Policjanci z Wydziału Ruchu Drogowego wrocławskiej komendy miejskiej tankowali radiowóz na stacji przy drodze ekspresowej S8. W pewnym momencie ich uwagę przykuł chłopiec płaczący w budynku stacji paliw.
- Funkcjonariusze od razu przejęli się tą sytuacją, gdyż nie widzieli w pobliżu opiekuna dziecka - tłumaczą mundurowi z Wrocławia. - Nawiązali więc rozmowę z chłopcem, co łatwe nie było, ponieważ nie mówił on w języku polskim.

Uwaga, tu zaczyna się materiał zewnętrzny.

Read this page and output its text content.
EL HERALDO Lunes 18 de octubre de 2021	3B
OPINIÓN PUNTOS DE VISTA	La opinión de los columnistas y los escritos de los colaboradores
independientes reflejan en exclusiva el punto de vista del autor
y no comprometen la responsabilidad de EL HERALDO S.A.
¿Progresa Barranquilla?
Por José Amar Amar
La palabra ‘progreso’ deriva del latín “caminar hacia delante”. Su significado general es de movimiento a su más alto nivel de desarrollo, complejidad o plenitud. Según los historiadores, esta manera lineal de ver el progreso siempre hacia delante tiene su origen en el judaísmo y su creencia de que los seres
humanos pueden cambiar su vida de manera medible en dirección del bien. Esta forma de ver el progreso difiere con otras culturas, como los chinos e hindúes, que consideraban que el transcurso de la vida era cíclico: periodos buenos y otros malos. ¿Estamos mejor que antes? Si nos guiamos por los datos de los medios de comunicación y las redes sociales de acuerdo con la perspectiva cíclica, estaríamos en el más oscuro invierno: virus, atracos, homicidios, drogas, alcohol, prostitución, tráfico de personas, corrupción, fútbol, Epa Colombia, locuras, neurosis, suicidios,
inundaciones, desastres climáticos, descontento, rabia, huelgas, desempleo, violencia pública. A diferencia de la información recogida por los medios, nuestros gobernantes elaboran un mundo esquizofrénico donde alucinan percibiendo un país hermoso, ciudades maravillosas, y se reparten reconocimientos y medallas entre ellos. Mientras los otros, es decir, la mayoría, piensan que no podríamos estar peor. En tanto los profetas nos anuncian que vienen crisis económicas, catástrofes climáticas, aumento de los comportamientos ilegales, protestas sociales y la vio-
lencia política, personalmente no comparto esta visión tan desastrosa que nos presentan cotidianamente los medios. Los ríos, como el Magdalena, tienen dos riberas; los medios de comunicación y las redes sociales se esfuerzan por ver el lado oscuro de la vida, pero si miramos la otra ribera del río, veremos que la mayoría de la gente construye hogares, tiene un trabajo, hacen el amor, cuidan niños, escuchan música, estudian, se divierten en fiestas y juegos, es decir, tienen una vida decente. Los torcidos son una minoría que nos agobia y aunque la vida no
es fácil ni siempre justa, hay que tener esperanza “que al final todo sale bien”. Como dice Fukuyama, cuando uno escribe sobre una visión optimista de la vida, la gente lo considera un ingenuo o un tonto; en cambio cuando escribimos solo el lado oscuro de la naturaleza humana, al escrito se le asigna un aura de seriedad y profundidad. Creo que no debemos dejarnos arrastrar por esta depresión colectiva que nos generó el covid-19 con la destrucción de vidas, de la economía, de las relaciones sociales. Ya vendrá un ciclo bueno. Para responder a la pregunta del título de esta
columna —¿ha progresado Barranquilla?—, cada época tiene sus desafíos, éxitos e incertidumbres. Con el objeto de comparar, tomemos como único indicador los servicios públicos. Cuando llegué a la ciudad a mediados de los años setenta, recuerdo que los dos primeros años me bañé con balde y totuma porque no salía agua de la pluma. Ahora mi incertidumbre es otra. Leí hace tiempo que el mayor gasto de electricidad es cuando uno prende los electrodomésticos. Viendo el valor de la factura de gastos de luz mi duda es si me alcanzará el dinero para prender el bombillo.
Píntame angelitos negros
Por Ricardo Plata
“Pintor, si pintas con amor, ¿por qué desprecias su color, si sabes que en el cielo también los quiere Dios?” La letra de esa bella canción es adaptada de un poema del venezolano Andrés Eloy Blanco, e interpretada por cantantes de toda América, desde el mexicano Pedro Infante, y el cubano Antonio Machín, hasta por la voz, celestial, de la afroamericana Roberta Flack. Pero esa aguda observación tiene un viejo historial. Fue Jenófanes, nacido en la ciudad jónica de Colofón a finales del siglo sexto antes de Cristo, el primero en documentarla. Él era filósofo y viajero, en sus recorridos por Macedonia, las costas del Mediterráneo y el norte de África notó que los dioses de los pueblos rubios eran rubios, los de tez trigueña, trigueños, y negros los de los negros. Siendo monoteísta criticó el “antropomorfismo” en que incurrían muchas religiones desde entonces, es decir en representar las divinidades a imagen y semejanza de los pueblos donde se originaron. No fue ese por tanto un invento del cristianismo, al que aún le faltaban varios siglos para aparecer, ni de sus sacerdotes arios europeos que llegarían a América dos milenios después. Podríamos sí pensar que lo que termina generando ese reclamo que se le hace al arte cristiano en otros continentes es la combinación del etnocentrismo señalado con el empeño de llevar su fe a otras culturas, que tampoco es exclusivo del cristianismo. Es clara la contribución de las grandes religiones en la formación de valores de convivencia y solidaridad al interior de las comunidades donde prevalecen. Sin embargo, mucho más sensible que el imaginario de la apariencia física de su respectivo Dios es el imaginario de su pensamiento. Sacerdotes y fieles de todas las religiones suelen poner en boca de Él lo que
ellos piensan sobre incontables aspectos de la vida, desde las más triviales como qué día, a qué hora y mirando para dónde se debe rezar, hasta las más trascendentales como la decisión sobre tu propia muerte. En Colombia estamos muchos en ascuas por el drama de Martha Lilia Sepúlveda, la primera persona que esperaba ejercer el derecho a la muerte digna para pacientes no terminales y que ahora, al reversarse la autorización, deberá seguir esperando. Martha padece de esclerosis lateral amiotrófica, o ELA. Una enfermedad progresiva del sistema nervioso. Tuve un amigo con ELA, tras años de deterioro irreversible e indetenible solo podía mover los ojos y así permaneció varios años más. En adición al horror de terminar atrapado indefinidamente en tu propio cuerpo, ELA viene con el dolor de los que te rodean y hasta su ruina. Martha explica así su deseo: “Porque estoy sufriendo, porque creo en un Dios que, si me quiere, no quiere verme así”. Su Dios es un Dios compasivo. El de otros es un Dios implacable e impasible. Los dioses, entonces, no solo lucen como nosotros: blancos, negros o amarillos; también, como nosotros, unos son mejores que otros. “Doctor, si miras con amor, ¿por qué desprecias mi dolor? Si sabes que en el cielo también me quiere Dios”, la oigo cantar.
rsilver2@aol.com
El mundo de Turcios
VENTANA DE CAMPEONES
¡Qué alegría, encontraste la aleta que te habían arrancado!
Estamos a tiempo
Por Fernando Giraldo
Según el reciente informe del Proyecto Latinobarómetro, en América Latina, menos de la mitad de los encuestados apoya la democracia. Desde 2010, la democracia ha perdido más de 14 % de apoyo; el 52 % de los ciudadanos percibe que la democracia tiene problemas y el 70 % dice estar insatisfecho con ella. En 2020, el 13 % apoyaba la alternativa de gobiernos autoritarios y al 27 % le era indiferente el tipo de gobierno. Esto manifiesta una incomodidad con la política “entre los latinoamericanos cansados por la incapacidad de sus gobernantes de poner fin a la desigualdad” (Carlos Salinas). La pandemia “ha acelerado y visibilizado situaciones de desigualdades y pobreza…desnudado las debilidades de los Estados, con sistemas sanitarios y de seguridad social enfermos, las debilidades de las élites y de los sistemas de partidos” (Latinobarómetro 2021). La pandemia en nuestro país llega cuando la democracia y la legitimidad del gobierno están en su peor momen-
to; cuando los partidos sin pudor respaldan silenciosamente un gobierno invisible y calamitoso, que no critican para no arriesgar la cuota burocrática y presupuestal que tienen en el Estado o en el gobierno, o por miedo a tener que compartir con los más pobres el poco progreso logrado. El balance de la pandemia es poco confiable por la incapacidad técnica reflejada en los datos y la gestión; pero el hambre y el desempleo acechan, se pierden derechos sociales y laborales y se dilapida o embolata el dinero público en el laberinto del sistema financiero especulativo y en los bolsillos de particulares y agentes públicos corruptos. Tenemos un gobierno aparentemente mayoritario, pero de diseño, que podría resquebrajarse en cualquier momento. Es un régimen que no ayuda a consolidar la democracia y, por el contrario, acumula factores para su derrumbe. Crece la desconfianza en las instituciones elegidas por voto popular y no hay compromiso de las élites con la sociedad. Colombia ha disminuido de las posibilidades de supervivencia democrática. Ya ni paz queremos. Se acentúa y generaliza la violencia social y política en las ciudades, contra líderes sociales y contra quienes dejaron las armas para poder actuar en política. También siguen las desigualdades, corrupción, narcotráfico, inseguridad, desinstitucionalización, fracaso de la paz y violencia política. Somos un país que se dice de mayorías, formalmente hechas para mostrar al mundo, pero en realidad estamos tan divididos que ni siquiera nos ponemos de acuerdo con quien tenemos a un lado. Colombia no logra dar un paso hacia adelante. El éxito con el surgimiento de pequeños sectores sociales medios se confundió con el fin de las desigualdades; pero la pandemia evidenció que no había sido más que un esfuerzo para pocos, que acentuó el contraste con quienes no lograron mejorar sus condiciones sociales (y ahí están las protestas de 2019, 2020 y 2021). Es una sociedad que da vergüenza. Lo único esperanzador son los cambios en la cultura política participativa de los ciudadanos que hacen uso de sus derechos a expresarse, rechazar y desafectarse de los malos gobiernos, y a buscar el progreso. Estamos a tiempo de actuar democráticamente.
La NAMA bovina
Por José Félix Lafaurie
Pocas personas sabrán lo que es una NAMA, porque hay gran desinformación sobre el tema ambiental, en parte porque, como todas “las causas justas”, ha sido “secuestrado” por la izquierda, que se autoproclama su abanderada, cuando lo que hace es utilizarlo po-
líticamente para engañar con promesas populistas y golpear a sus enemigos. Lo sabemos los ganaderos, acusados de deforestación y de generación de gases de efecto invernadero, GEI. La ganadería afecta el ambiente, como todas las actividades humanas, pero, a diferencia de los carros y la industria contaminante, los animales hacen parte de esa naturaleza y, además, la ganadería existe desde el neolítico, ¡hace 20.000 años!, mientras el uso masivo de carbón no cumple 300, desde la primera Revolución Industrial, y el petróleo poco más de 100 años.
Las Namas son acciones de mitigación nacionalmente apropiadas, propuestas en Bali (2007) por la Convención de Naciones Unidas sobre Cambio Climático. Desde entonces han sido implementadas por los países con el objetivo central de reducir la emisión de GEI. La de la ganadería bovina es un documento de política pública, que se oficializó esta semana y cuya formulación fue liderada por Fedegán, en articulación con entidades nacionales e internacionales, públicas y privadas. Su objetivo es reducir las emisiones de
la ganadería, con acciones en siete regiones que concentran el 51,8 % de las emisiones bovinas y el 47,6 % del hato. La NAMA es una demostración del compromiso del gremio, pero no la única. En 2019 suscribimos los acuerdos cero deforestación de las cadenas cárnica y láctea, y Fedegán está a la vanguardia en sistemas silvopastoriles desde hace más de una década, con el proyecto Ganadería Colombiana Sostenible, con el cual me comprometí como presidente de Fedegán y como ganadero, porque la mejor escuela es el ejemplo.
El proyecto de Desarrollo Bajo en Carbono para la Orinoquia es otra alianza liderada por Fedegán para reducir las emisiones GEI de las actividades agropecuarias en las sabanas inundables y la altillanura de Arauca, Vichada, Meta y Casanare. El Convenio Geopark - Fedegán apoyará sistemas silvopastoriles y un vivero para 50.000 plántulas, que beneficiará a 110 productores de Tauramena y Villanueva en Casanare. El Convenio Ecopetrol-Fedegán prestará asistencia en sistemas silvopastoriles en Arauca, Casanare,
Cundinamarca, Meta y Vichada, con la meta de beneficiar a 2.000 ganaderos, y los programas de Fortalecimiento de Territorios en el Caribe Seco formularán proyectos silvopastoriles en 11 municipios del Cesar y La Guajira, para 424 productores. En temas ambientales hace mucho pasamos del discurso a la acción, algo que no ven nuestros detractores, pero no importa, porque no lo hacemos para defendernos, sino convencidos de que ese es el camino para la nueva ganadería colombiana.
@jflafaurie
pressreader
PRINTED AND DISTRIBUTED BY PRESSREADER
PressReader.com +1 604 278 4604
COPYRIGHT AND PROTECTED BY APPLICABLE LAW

Policjantom udało się jednak zebrać najważniejsze informacje w tej sprawie i podjąć odpowiednie działania.
Kolejna szybka reakcja oraz przejrzenie zapisów z kamer stacji paliw, pomogły ustalić skąd wziął się samotny chłopiec, bez opiekuna w tym miejscu.
- Niestety fakty bywają zaskakujące nawet dla nas - piszą policjanci w komunikacie. - Okazało się, że w tym miejscu zatrzymał się autobus z turystami z zagranicy, z którymi podróżowały dzieci. Trudno wyjaśnić, jak doszło do tego, że chłopiec umknął uwadze opiekunów. Najwyraźniej wkradła się tu nieuwaga i niewątpliwy błąd ze strony opiekunów wycieczki - dodają.
Finał nietypowej interwencji był taki, że policjanci wraz z chłopcem dogonili zagraniczny autobus podróżujący z dziećmi. Dodatkowo zagubiony chłopiec miał przy sobie telefon komórkowy, w którym znajdował się numer do jednego z opiekunów. Funkcjonariusze ponownie wykazali się szybkim i przede wszystkim skutecznym działaniem. Umówili się na jednym z miejsc postojowych i przekazali chłopca opiekunom. Osoby sprawujące opiekę nad grupą nie kryły swojej wdzięczności, a policjanci odpowiednio pouczyli dorosłych, o tym, że sytuacja taka nie powinna się wydarzyć i zwrócili uwagę na wzmożenie kontroli nad podopiecznymi.